İnsan ki saklayandır
Yalnızca okuyorum, başka bir şey yaptığım yok. Ve saklıyorum; insan ki saklayandır!
Yağmur serinliğiyle üşüdüğüm balkonda sigara içerken düşlere dalıyorum. Ucu açık, aklı kaçık, gülümseyip mutlu olduğum düşler. Sonra bir anda kara bulutlar iniyor kalbime. Ölümler, ihanetler, riyakârlıklar. Yaşamak zor ve kalplerin sahibine sığınıyorum.
Balkondayım. Üçüncü kattayım. Toprağa uzak oldukça “merhametsiz” bir ölüm korkusu düşüyor içime. Sanki toprağa yakın hatta toprağın üzerinde oturuyor olsam daha “merhametli” bir ölümle buluşacağım hissi. Yükseklik korkusu değil kibrin korkusu. Kalbimin toprakta attığını ve topraktan uzak düştükçe kalp atışımın zayıfladığını düşünmek gibi.
Saray, entrika, kadın, savaş, güç, kibir, tamah, silah, gizili ve açık hesaplar, içki, yağma, yalakalık, yalanlar, yarı-doğrular, inkârlar, kelime oyunları, imalar… Ve insanoğlunun mide ve teniyle olan kadim yoldaşlığı.
Erkek için hiç eskimeyen tuzak: Kadın!
Okudukça geç kaldığımı düşünüyorum. Bu bendeki okuma “aşkını”, bu suyu, bu nehri, düzenli bir yatak içinde tutarak çok daha üretken olabilirdim. Nasip diyeyim ve susayım.
Okuduğum çoğu kitapta, satırlar arasında bana göz kırpan, -işmar eden- cümleler oluyor. Tıpkı, şımarmış bir baharda, uzun çimenlerin arasına saklanmış kır çiçeklerine benziyorlar. Bu “çiçeklerden” demet yapmak bir yana bunu düşünmek bile beni mutlu kılıyor. Bencil miyim, belki, belki de uzun bir saklambaç oyunu bu. Okumak dersem çık, yazmak dersem çıkma!

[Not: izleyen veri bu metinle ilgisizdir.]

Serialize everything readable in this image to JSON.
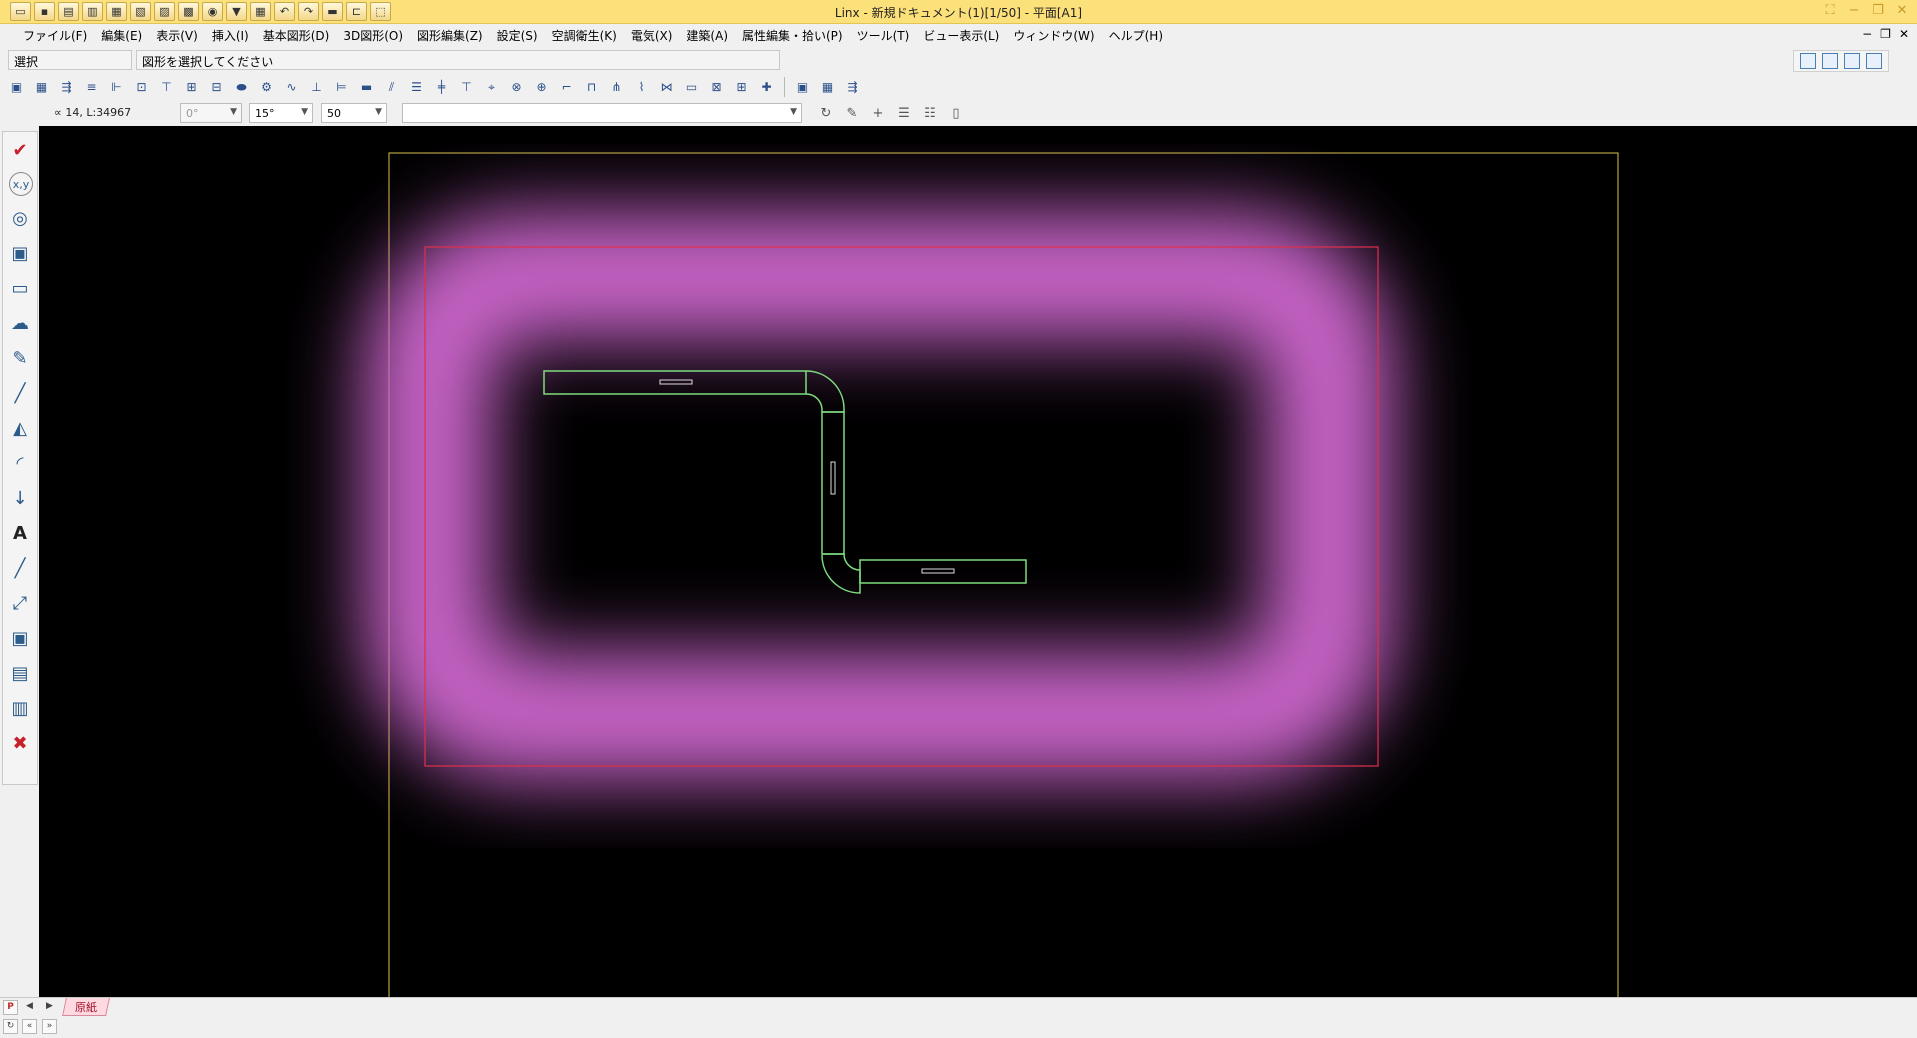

Düşler kuruyorum. Muzır, çocuksu, heyecanlı ve sessiz. Sonra; yollara düşüyor ve bir çırpıda otuz-kırk şehre varıyorum. İnsanlar, hikâyeler, yemekler, sabahları bulan sohbetler. Sonra; okuduğum ve okuyacağım kitaplar. Sonra kadınlar; hem zehir, hem panzehir. Sonra; gerçek hayat. Sonra; yorgun bir günün sonunda çıplak tenimin üzerinden akan ılık su. Sonra; yarım duran kitap taslaklarım. Sonra; avuçlarını öpeceğim kadının pişirdiği menemene uzanan ekmeğim. Sonra; insandan uzak bir yayla evi, ahırda at, kapıda köpek, göğsümde bulutlar. Sonra; barbar, hoyrat, suskun merhametli, dedem Hz. Âdem ile ninem Hz. Havva’dan kalan toprağa ektiğim domates, biber, nane, maydanoz ve patlıcan. Sonra; bana düşen Havva ile yediğim elma, bölüştüğüm nar.
Sonra; biraz küstahça ama tutkulu, umutla dolup taşarak dünyaya boş vermek. Sonra; başkalarının çıkarlarını kendi çıkarından önde tutan insanların ödül de beklemediklerini bilmenin erdemiyle sırt üstü toprağa uzanıp gözümü yummak, gönlümü açmak.
Aklıma düştü, birçok adı olan, benim zilimaçi diye bildiğim diken ucunu rahmetli annem ile toplardık. Bol soğanla kavururdu ve hamd ile yerdik. Şimdi anam yok, zilimaçi’de olmasın!
Bazen, böyle deli deli, uzun uzun, kafama estiği gibi ve bazen hoyratça, sansürsüz yazarım. Bilirim, sözünde değeri yoktur artık gönlümüzde. Değer, yalnızca ve hızlıca tüketmektir artık. Bunu bilmek ve yine de yazmak epeyce komiktir.